Dr Roger Lokpatchu BAHEMUKA - Directeur général - ALDI RDC

L’appel de l’armée en Ituri demandant aux déplacés internes de retourner dans leurs villages d’origine reste au centre des réactions et des inquiétudes.

Ce vendredi, l’Association Locale pour le Développement Intégral (ALDI RDC) a réagi par communiqué, dénonçant un «retour forcé» des déplacés internes et rappelant que l’insécurité reste omniprésente dans plusieurs zones en province de l’Ituri.

Sans détour, ALDI RDC appelle clairement les autorités provinciales et nationales à «suspendre toute mesure pouvant être interprétée comme un retour forcé» des familles déplacées.

Pour l’ONG Humanitaire et de Développement durable, conduite par le Dr Roger Bahemuka, la priorité doit être donnée à «la restauration de la paix, à la démobilisation des groupes armés et à l’accompagnement humanitaire», avant toute perspective de retour des déplacés dans leurs villages.

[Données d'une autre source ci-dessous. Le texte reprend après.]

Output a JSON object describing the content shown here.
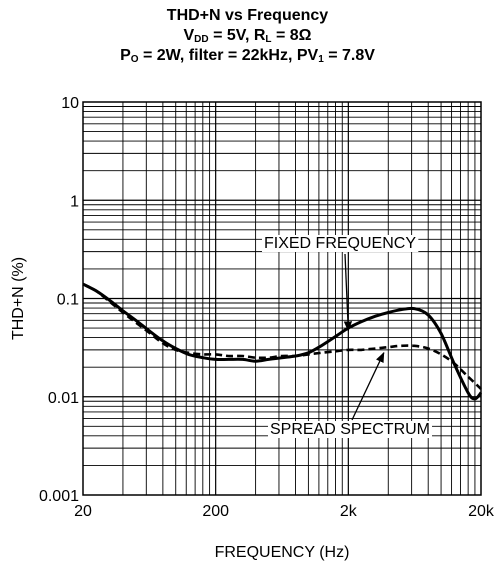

Dans ce communiqué parvenu à notre Rédaction, ALDI RDC avertit que, dans un contexte de violences persistantes des groupes armés, notamment la CODECO, la décision concernant le retour des déplacés internes dans leurs villages les expose à de graves menaces contre leur vie et leur intégrité physique.

Et d'ailleurs, «tout retour de populations déplacées doit se faire de manière volontaire, dans des conditions de sécurité, de dignité et avec des garanties claires de protection», note l’Association Locale pour le Développement Intégral. Elle rappelle que ces principes sont consacrés par le droit international humanitaire et les directives des Nations Unies relatives aux déplacements internes.

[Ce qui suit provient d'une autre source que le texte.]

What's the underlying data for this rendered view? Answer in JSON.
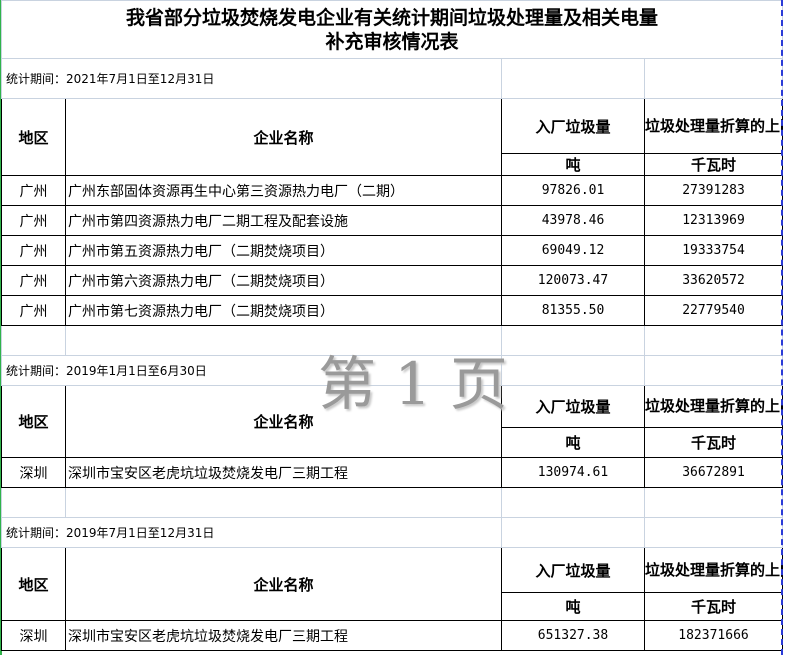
{
  "title": {
    "line1": "我省部分垃圾焚烧发电企业有关统计期间垃圾处理量及相关电量",
    "line2": "补充审核情况表"
  },
  "headers": {
    "region": "地区",
    "company": "企业名称",
    "intake": "入厂垃圾量",
    "power": "垃圾处理量折算的上网电量",
    "intake_unit": "吨",
    "power_unit": "千瓦时"
  },
  "sections": [
    {
      "period": "统计期间：2021年7月1日至12月31日",
      "rows": [
        {
          "region": "广州",
          "company": "广州东部固体资源再生中心第三资源热力电厂（二期）",
          "intake": "97826.01",
          "power": "27391283"
        },
        {
          "region": "广州",
          "company": "广州市第四资源热力电厂二期工程及配套设施",
          "intake": "43978.46",
          "power": "12313969"
        },
        {
          "region": "广州",
          "company": "广州市第五资源热力电厂（二期焚烧项目）",
          "intake": "69049.12",
          "power": "19333754"
        },
        {
          "region": "广州",
          "company": "广州市第六资源热力电厂（二期焚烧项目）",
          "intake": "120073.47",
          "power": "33620572"
        },
        {
          "region": "广州",
          "company": "广州市第七资源热力电厂（二期焚烧项目）",
          "intake": "81355.50",
          "power": "22779540"
        }
      ]
    },
    {
      "period": "统计期间：2019年1月1日至6月30日",
      "rows": [
        {
          "region": "深圳",
          "company": "深圳市宝安区老虎坑垃圾焚烧发电厂三期工程",
          "intake": "130974.61",
          "power": "36672891"
        }
      ]
    },
    {
      "period": "统计期间：2019年7月1日至12月31日",
      "rows": [
        {
          "region": "深圳",
          "company": "深圳市宝安区老虎坑垃圾焚烧发电厂三期工程",
          "intake": "651327.38",
          "power": "182371666"
        }
      ]
    }
  ],
  "watermark": "第 1 页"
}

ALDI RDC exprime ainsi «sa profonde préoccupation» face à l’appel du gouvernement provincial aux populations déplacées dans les conditions actuelles. En l’absence de garanties sécuritaires et humanitaires, toute mesure de retour risque de transformer l’espoir de réinstallation en un danger supplémentaire pour des familles déjà fragilisées, laisse entendre cette association depuis Kinshasa.